Article Details

An Appreciation of Alice Munro | Original Article

Anitha S.*, P. Kannan, in Journal of Advances and Scholarly Researches in Allied Education | Multidisciplinary Academic Research

ABSTRACT:

I consider Alice Munro to be one of our most important writers of psychological fiction. She has the courage to emphatically revive the psychology of the Romanticist Movement, to stick up for Freud when that’s still justifiable, and to blend the two approaches with her own insights and technical genius, to come to her own bold conclusions. The day that I realized that she’s describing the terrors and the horrors of the patriarchal world was the day that I began to understand Munro. She doesn’t underline her social message. She doesn’t underline any message.

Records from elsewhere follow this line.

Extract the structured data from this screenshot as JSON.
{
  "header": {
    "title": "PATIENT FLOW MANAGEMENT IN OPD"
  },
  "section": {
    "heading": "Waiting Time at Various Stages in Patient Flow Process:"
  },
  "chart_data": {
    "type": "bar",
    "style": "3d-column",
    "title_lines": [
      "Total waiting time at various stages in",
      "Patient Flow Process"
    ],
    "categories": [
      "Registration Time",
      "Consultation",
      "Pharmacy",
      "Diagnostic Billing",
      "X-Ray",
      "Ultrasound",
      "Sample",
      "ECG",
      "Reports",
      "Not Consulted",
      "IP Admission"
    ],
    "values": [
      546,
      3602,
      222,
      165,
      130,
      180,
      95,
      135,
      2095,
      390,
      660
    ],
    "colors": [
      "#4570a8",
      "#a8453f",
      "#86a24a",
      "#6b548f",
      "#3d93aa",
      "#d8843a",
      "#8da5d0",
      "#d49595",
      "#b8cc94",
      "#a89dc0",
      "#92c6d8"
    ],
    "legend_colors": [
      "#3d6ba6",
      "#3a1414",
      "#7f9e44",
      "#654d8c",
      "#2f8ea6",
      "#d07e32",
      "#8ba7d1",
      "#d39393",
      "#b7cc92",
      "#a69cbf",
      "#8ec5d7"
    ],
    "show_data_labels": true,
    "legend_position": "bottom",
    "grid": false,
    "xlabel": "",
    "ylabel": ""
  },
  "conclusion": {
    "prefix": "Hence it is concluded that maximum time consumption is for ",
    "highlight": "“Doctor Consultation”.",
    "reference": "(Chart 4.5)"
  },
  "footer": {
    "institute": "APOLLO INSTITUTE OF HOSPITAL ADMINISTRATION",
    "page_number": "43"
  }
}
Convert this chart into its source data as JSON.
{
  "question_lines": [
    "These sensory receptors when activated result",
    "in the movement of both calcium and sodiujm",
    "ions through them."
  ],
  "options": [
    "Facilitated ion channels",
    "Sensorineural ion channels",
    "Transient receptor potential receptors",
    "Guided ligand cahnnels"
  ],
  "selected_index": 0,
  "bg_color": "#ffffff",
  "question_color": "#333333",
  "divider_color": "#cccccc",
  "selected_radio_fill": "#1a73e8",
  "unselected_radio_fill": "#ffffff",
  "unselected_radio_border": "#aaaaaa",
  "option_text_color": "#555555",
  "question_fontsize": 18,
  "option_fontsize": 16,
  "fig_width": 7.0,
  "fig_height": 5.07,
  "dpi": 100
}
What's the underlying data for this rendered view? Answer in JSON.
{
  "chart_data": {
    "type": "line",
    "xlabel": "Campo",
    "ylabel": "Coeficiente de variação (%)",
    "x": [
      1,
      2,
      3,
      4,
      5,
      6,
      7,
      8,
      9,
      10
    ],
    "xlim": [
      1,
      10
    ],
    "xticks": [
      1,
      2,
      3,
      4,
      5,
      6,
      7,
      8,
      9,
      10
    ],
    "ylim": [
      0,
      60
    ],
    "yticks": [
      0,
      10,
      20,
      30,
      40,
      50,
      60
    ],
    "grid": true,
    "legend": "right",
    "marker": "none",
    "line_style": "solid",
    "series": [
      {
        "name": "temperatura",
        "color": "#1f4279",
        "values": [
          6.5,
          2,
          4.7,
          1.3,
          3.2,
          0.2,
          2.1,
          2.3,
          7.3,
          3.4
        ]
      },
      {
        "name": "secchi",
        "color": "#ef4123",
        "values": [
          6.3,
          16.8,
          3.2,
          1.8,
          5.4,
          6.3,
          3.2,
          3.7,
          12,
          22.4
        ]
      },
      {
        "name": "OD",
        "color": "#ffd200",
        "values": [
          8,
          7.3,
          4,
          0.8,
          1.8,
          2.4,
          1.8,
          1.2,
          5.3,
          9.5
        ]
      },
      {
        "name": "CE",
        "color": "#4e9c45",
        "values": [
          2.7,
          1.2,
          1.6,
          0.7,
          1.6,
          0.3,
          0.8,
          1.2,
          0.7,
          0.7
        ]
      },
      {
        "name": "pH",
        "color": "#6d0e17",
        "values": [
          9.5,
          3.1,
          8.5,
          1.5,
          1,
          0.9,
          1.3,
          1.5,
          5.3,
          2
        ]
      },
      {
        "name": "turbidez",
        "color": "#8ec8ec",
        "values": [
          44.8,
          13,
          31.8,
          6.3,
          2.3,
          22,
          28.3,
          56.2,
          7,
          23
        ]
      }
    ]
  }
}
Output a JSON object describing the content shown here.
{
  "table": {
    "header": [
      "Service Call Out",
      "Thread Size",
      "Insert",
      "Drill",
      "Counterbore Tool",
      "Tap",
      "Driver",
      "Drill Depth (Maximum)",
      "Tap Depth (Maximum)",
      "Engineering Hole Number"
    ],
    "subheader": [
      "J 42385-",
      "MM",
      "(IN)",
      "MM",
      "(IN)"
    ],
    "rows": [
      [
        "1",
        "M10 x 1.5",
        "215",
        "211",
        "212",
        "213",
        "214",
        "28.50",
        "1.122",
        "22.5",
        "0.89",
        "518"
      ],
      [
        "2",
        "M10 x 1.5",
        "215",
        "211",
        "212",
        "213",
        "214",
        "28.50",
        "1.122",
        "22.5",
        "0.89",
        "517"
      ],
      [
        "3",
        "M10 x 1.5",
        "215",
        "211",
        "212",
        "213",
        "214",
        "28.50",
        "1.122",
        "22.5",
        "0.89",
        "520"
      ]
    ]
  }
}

Neither Chekhov nor Munro would be so vulgar as to state the message the way you’d put it in a slogan, or on a flag. That’s not art. Art gives us a situation in which we feel the message, if we’re sensitive to it. One of the great things about Munro is that she forces us to participate in her stories. We have to see connections she’s not going to point them out for us. A typical situation in a Munro story is that a woman’s predicament, in some family or social situation—something that seems trivial, or everyday-ish—will explode into a major problem. For example, in “Runaway,” Carla lies to her husband, Clark, telling him how her employer’s husband lured her to his bed. This sexually excites them both, initially, but then leads to something more threatening. Carla tries to solve the issue by running away, and the choices she makes lead her and Clark to discovery.